The strange thing is that the auditor, Deloitte & Touche, didn't inform senior Chimera executives or the board about the dispute. That, at least, is Chimera's account of events given in a regulatory filing late Wednesday.
Accounting rules dictate that auditors promptly notify audit committee members of disagreements, though the disputes don't have to be disclosed publicly until the auditor is replaced, said Baruch College accounting professor Douglas Carmichael.
What's also strange is that auditors don't follow accounting rules, but never mind the semantics.
Maybe it's strange because Chimera's disclosure sucks. The short version of it is: Deloitte disagreed with management about something. It was a temporary disagreement. The end.

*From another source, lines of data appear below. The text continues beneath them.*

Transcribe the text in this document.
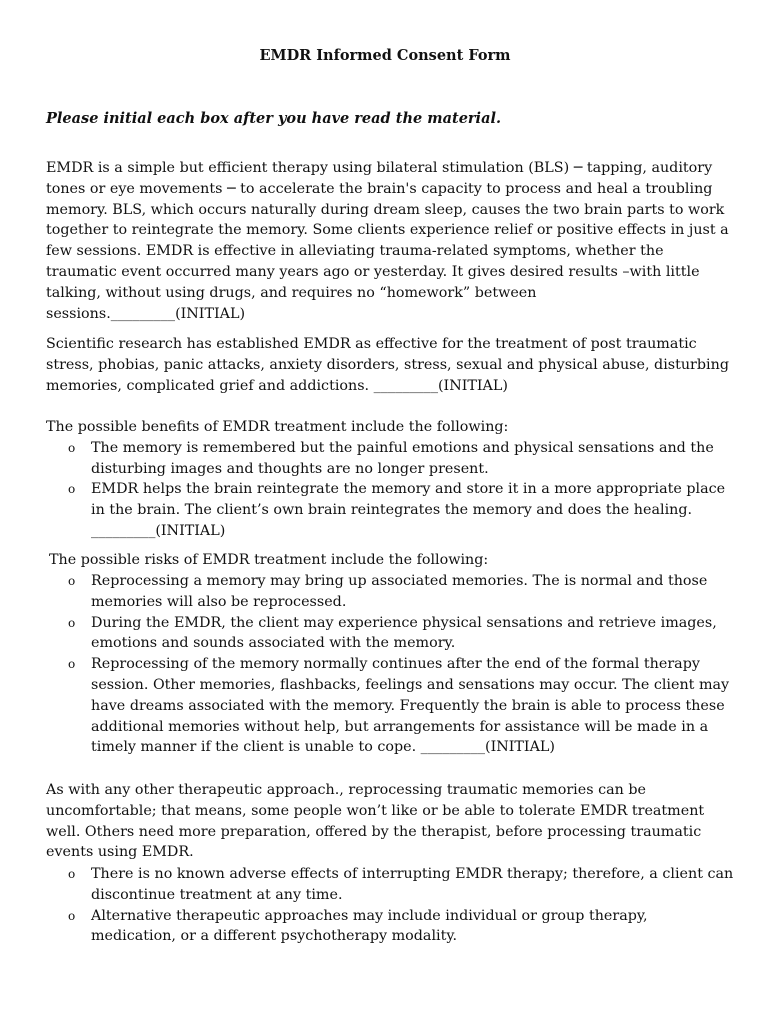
EMDR Informed Consent Form
Please initial each box after you have read the material.

EMDR is a simple but efficient therapy using bilateral stimulation (BLS) ─ tapping, auditory tones or eye movements ─ to accelerate the brain's capacity to process and heal a troubling memory. BLS, which occurs naturally during dream sleep, causes the two brain parts to work together to reintegrate the memory. Some clients experience relief or positive effects in just a few sessions. EMDR is effective in alleviating trauma-related symptoms, whether the traumatic event occurred many years ago or yesterday. It gives desired results –with little talking, without using drugs, and requires no “homework” between sessions._________(INITIAL)

Scientific research has established EMDR as effective for the treatment of post traumatic stress, phobias, panic attacks, anxiety disorders, stress, sexual and physical abuse, disturbing memories, complicated grief and addictions. _________(INITIAL)

The possible benefits of EMDR treatment include the following:

o The memory is remembered but the painful emotions and physical sensations and the disturbing images and thoughts are no longer present.
o EMDR helps the brain reintegrate the memory and store it in a more appropriate place in the brain. The client’s own brain reintegrates the memory and does the healing. _________(INITIAL)

The possible risks of EMDR treatment include the following:

o Reprocessing a memory may bring up associated memories. The is normal and those memories will also be reprocessed.
o During the EMDR, the client may experience physical sensations and retrieve images, emotions and sounds associated with the memory.
o Reprocessing of the memory normally continues after the end of the formal therapy session. Other memories, flashbacks, feelings and sensations may occur. The client may have dreams associated with the memory. Frequently the brain is able to process these additional memories without help, but arrangements for assistance will be made in a timely manner if the client is unable to cope. _________(INITIAL)

As with any other therapeutic approach., reprocessing traumatic memories can be uncomfortable; that means, some people won’t like or be able to tolerate EMDR treatment well. Others need more preparation, offered by the therapist, before processing traumatic events using EMDR.

o There is no known adverse effects of interrupting EMDR therapy; therefore, a client can discontinue treatment at any time.
o Alternative therapeutic approaches may include individual or group therapy, medication, or a different psychotherapy modality.
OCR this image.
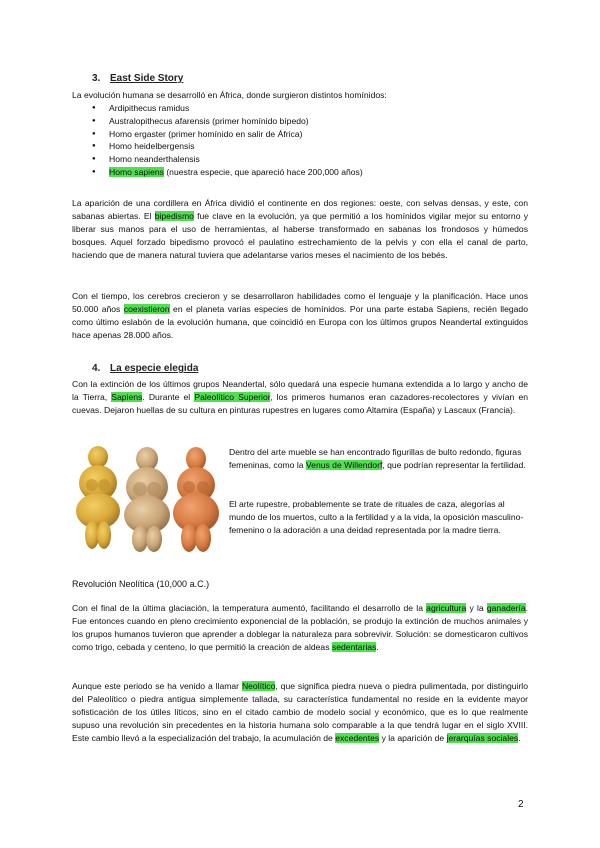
3. East Side Story
La evolución humana se desarrolló en África, donde surgieron distintos homínidos:
● Ardipithecus ramidus
● Australopithecus afarensis (primer homínido bípedo)
● Homo ergaster (primer homínido en salir de África)
● Homo heidelbergensis
● Homo neanderthalensis
● Homo sapiens (nuestra especie, que apareció hace 200,000 años)
La aparición de una cordillera en África dividió el continente en dos regiones: oeste, con selvas densas, y este, con sabanas abiertas. El bipedismo fue clave en la evolución, ya que permitió a los homínidos vigilar mejor su entorno y liberar sus manos para el uso de herramientas, al haberse transformado en sabanas los frondosos y húmedos bosques. Aquel forzado bipedismo provocó el paulatino estrechamiento de la pelvis y con ella el canal de parto, haciendo que de manera natural tuviera que adelantarse varios meses el nacimiento de los bebés.
Con el tiempo, los cerebros crecieron y se desarrollaron habilidades como el lenguaje y la planificación. Hace unos 50.000 años coexistieron en el planeta varias especies de homínidos. Por una parte estaba Sapiens, recién llegado como último eslabón de la evolución humana, que coincidió en Europa con los últimos grupos Neandertal extinguidos hace apenas 28.000 años.
4. La especie elegida
Con la extinción de los últimos grupos Neandertal, sólo quedará una especie humana extendida a lo largo y ancho de la Tierra, Sapiens. Durante el Paleolítico Superior, los primeros humanos eran cazadores-recolectores y vivían en cuevas. Dejaron huellas de su cultura en pinturas rupestres en lugares como Altamira (España) y Lascaux (Francia).
Dentro del arte mueble se han encontrado figurillas de bulto redondo, figuras femeninas, como la Venus de Willendorf, que podrían representar la fertilidad.
El arte rupestre, probablemente se trate de rituales de caza, alegorías al mundo de los muertos, culto a la fertilidad y a la vida, la oposición masculino-femenino o la adoración a una deidad representada por la madre tierra.
Revolución Neolítica (10,000 a.C.)
Con el final de la última glaciación, la temperatura aumentó, facilitando el desarrollo de la agricultura y la ganadería. Fue entonces cuando en pleno crecimiento exponencial de la población, se produjo la extinción de muchos animales y los grupos humanos tuvieron que aprender a doblegar la naturaleza para sobrevivir. Solución: se domesticaron cultivos como trigo, cebada y centeno, lo que permitió la creación de aldeas sedentarias.
Aunque este periodo se ha venido a llamar Neolítico, que significa piedra nueva o piedra pulimentada, por distinguirlo del Paleolítico o piedra antigua simplemente tallada, su característica fundamental no reside en la evidente mayor sofisticación de los útiles líticos, sino en el citado cambio de modelo social y económico, que es lo que realmente supuso una revolución sin precedentes en la historia humana solo comparable a la que tendrá lugar en el siglo XVIII. Este cambio llevó a la especialización del trabajo, la acumulación de excedentes y la aparición de jerarquías sociales.
2
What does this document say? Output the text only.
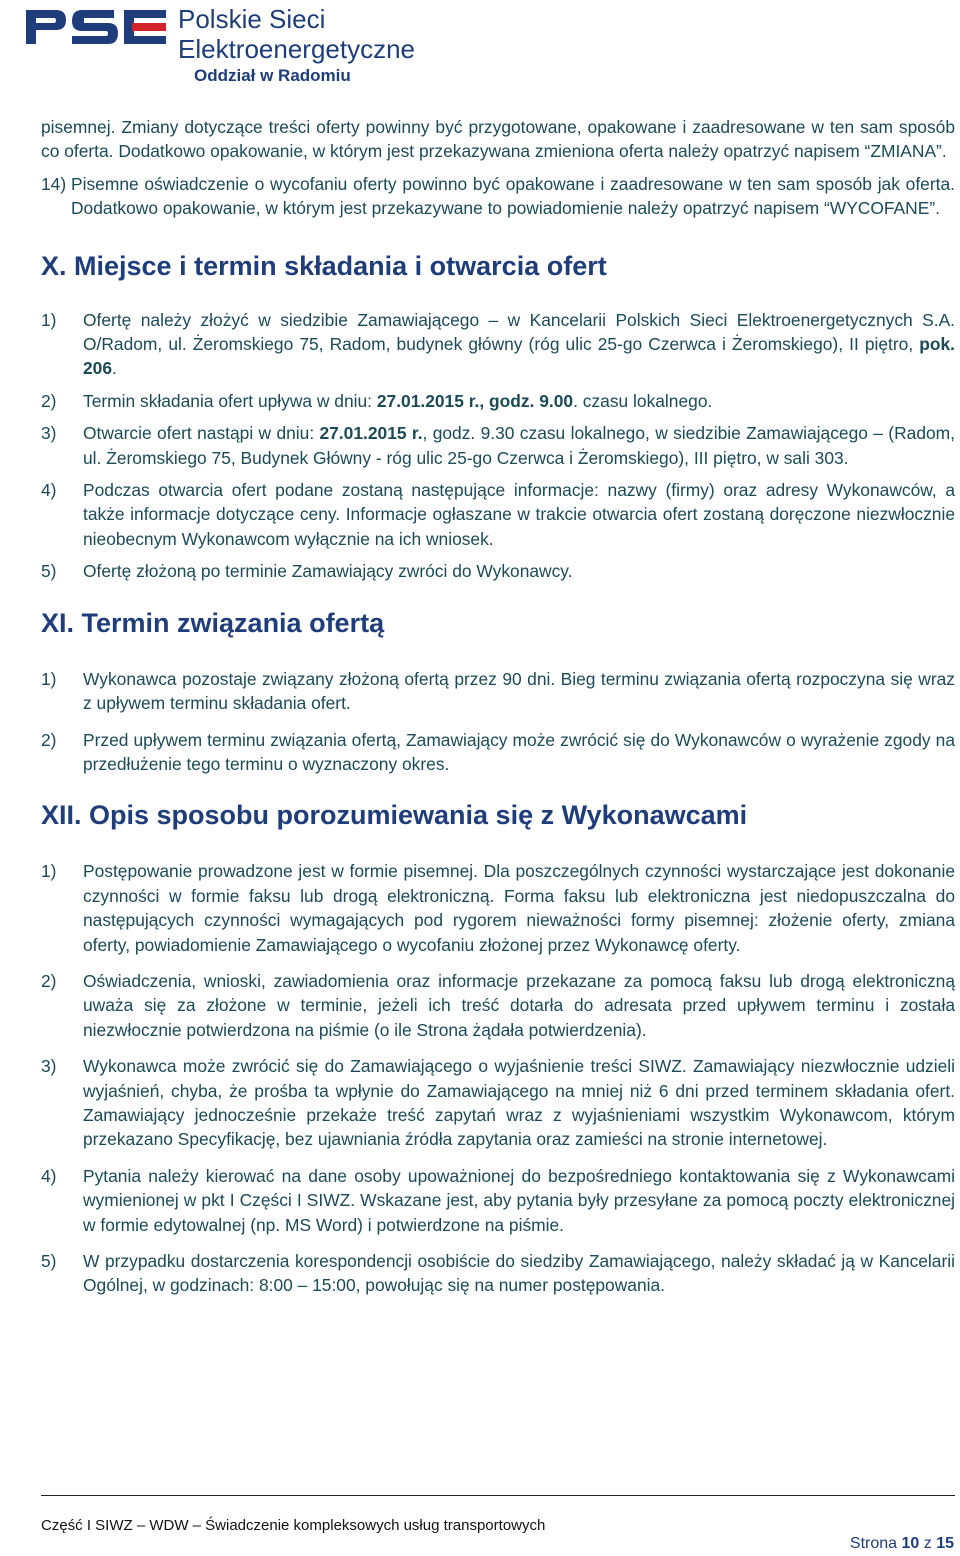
Polskie Sieci
Elektroenergetyczne
Oddział w Radomiu

pisemnej. Zmiany dotyczące treści oferty powinny być przygotowane, opakowane i zaadresowane w ten sam sposób co oferta. Dodatkowo opakowanie, w którym jest przekazywana zmieniona oferta należy opatrzyć napisem “ZMIANA”.

14) Pisemne oświadczenie o wycofaniu oferty powinno być opakowane i zaadresowane w ten sam sposób jak oferta. Dodatkowo opakowanie, w którym jest przekazywane to powiadomienie należy opatrzyć napisem “WYCOFANE”.
X. Miejsce i termin składania i otwarcia ofert
1)	Ofertę należy złożyć w siedzibie Zamawiającego – w Kancelarii Polskich Sieci Elektroenergetycznych S.A. O/Radom, ul. Żeromskiego 75, Radom, budynek główny (róg ulic 25-go Czerwca i Żeromskiego), II piętro, pok. 206.
2)	Termin składania ofert upływa w dniu: 27.01.2015 r., godz. 9.00. czasu lokalnego.
3)	Otwarcie ofert nastąpi w dniu: 27.01.2015 r., godz. 9.30 czasu lokalnego, w siedzibie Zamawiającego – (Radom, ul. Żeromskiego 75, Budynek Główny - róg ulic 25-go Czerwca i Żeromskiego), III piętro, w sali 303.
4)	Podczas otwarcia ofert podane zostaną następujące informacje: nazwy (firmy) oraz adresy Wykonawców, a także informacje dotyczące ceny. Informacje ogłaszane w trakcie otwarcia ofert zostaną doręczone niezwłocznie nieobecnym Wykonawcom wyłącznie na ich wniosek.
5)	Ofertę złożoną po terminie Zamawiający zwróci do Wykonawcy.
XI. Termin związania ofertą
1)	Wykonawca pozostaje związany złożoną ofertą przez 90 dni. Bieg terminu związania ofertą rozpoczyna się wraz z upływem terminu składania ofert.
2)	Przed upływem terminu związania ofertą, Zamawiający może zwrócić się do Wykonawców o wyrażenie zgody na przedłużenie tego terminu o wyznaczony okres.
XII. Opis sposobu porozumiewania się z Wykonawcami
1)	Postępowanie prowadzone jest w formie pisemnej. Dla poszczególnych czynności wystarczające jest dokonanie czynności w formie faksu lub drogą elektroniczną. Forma faksu lub elektroniczna jest niedopuszczalna do następujących czynności wymagających pod rygorem nieważności formy pisemnej: złożenie oferty, zmiana oferty, powiadomienie Zamawiającego o wycofaniu złożonej przez Wykonawcę oferty.
2)	Oświadczenia, wnioski, zawiadomienia oraz informacje przekazane za pomocą faksu lub drogą elektroniczną uważa się za złożone w terminie, jeżeli ich treść dotarła do adresata przed upływem terminu i została niezwłocznie potwierdzona na piśmie (o ile Strona żądała potwierdzenia).
3)	Wykonawca może zwrócić się do Zamawiającego o wyjaśnienie treści SIWZ. Zamawiający niezwłocznie udzieli wyjaśnień, chyba, że prośba ta wpłynie do Zamawiającego na mniej niż 6 dni przed terminem składania ofert. Zamawiający jednocześnie przekaże treść zapytań wraz z wyjaśnieniami wszystkim Wykonawcom, którym przekazano Specyfikację, bez ujawniania źródła zapytania oraz zamieści na stronie internetowej.
4)	Pytania należy kierować na dane osoby upoważnionej do bezpośredniego kontaktowania się z Wykonawcami wymienionej w pkt I Części I SIWZ. Wskazane jest, aby pytania były przesyłane za pomocą poczty elektronicznej w formie edytowalnej (np. MS Word) i potwierdzone na piśmie.
5)	W przypadku dostarczenia korespondencji osobiście do siedziby Zamawiającego, należy składać ją w Kancelarii Ogólnej, w godzinach: 8:00 – 15:00, powołując się na numer postępowania.
Część I SIWZ – WDW – Świadczenie kompleksowych usług transportowych
Strona 10 z 15
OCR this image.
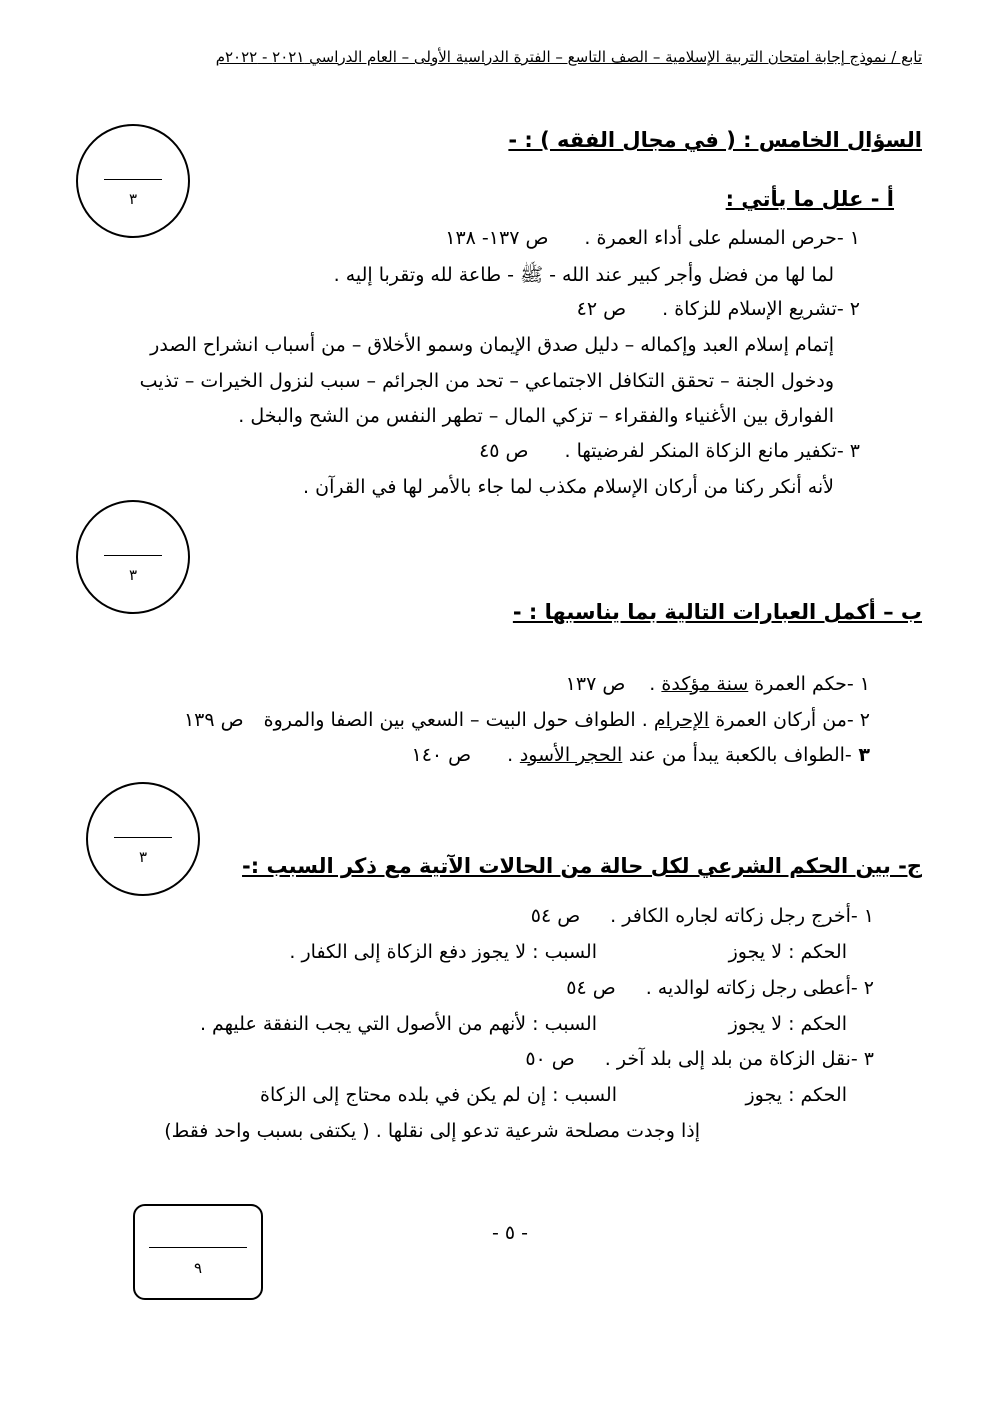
تابع / نموذج إجابة امتحان التربية الإسلامية – الصف التاسع – الفترة الدراسية الأولى – العام الدراسي ٢٠٢١ - ٢٠٢٢م
السؤال الخامس : ( في مجال الفقه ) : -
٣	أ - علل ما يأتي :
١ -حرص المسلم على أداء العمرة .ص ١٣٧- ١٣٨
لما لها من فضل وأجر كبير عند الله - ﷺ - طاعة لله وتقربا إليه .
٢ -تشريع الإسلام للزكاة .ص ٤٢
إتمام إسلام العبد وإكماله – دليل صدق الإيمان وسمو الأخلاق – من أسباب انشراح الصدر
ودخول الجنة – تحقق التكافل الاجتماعي – تحد من الجرائم – سبب لنزول الخيرات – تذيب
الفوارق بين الأغنياء والفقراء – تزكي المال – تطهر النفس من الشح والبخل .
٣ -تكفير مانع الزكاة المنكر لفرضيتها .ص ٤٥
لأنه أنكر ركنا من أركان الإسلام مكذب لما جاء بالأمر لها في القرآن .
٣
ب – أكمل العبارات التالية بما يناسبها : -
١ -حكم العمرة سنة مؤكدة .ص ١٣٧
٢ -من أركان العمرة الإحرام . الطواف حول البيت – السعي بين الصفا والمروةص ١٣٩
٣ -الطواف بالكعبة يبدأ من عند الحجر الأسود .ص ١٤٠
٣	ج- بين الحكم الشرعي لكل حالة من الحالات الآتية مع ذكر السبب :-
١ -أخرج رجل زكاته لجاره الكافر .ص ٥٤
الحكم : لا يجوز
السبب : لا يجوز دفع الزكاة إلى الكفار .
٢ -أعطى رجل زكاته لوالديه .ص ٥٤
الحكم : لا يجوز
السبب : لأنهم من الأصول التي يجب النفقة عليهم .
٣ -نقل الزكاة من بلد إلى بلد آخر .ص ٥٠
الحكم : يجوز
السبب : إن لم يكن في بلده محتاج إلى الزكاة
إذا وجدت مصلحة شرعية تدعو إلى نقلها . ( يكتفى بسبب واحد فقط)
٩
- ٥ -
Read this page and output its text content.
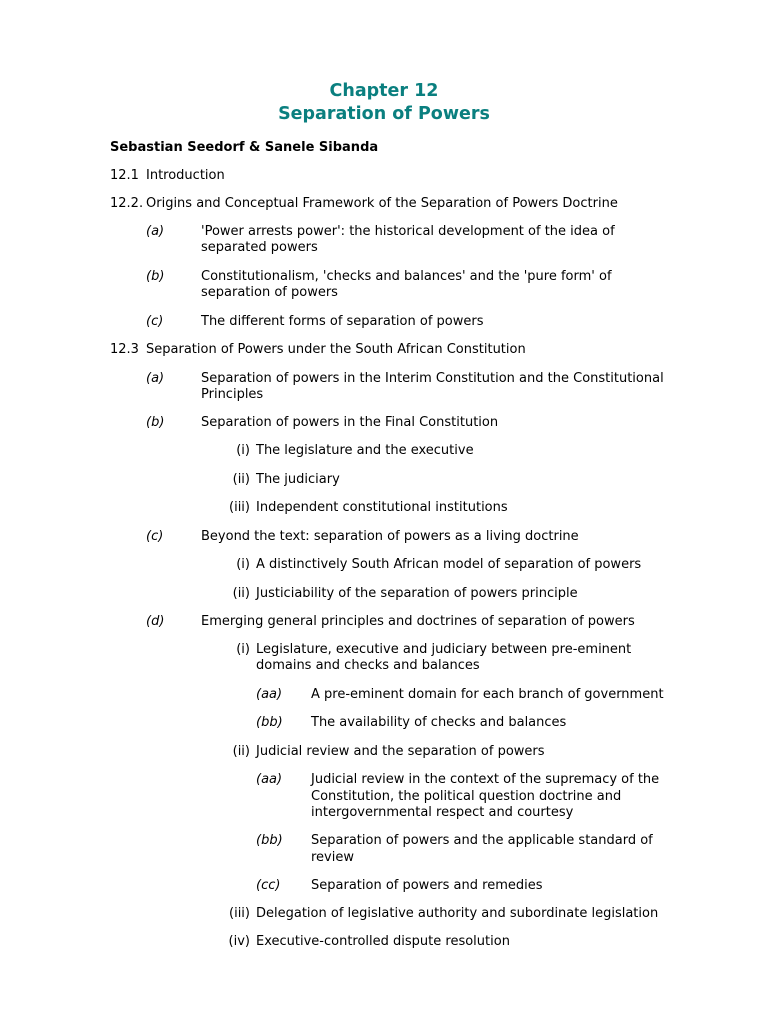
Chapter 12
Separation of Powers
Sebastian Seedorf & Sanele Sibanda
12.1 Introduction
12.2. Origins and Conceptual Framework of the Separation of Powers Doctrine
(a)	'Power arrests power': the historical development of the idea of
separated powers
(b)	Constitutionalism, 'checks and balances' and the 'pure form' of
separation of powers
(c)	The different forms of separation of powers
12.3 Separation of Powers under the South African Constitution
(a)	Separation of powers in the Interim Constitution and the Constitutional
Principles
(b)	Separation of powers in the Final Constitution
(i) The legislature and the executive
(ii) The judiciary
(iii) Independent constitutional institutions
(c)	Beyond the text: separation of powers as a living doctrine
(i) A distinctively South African model of separation of powers
(ii) Justiciability of the separation of powers principle
(d)	Emerging general principles and doctrines of separation of powers
(i) Legislature, executive and judiciary between pre-eminent
domains and checks and balances
(aa) A pre-eminent domain for each branch of government
(bb) The availability of checks and balances
(ii) Judicial review and the separation of powers
(aa) Judicial review in the context of the supremacy of the
Constitution, the political question doctrine and
intergovernmental respect and courtesy
(bb) Separation of powers and the applicable standard of
review
(cc) Separation of powers and remedies
(iii) Delegation of legislative authority and subordinate legislation
(iv) Executive-controlled dispute resolution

Which makes me wonder why Deloitte would've brought it up in the first place — unless it was material — but Chimera doesn't say anything about that and doesn't seem to imply that it was a BFD. And that's kinda the important part. Here's a snip from AU 380 which was in effect at the time:
The auditor should discuss with the audit committee any disagreements with management, whether or not satisfactorily resolved, about matters that individually or in the aggregate could be significant to the entity's financial statements or the auditor's report. For purposes of this section, disagreements do not include differences of opinion based on incomplete facts or preliminary information that are later resolved.
If you'll allow me to speculate — considering Chimera's apparent incompetence in financial reporting matters, it wouldn't be too much of a stretch if the audit committee heard the Deloitte partner say something like, "Yeah, we disagreed about this thing last May, something something something and a month later the thing was resolved," when what (s)he probably said was, "Yeah we disagreed about this thing last May, but we didn't have all the facts. It took a little while and a month later the thing was resolved."
Then the audit committee grumbled with management about it; they all looked at each other and said, "We'll stick in the next 8-K when we officially fired those bastards." And laughed heartily about it.
Anyway, for Deloitte's part, their letter to finalize this matter hasn't been filed yet, and my guess is they'll just let it slide. When a former client's name suggests an "incongruous fancy, or creature of the imagination" it's best to be glad the whole thing is over with.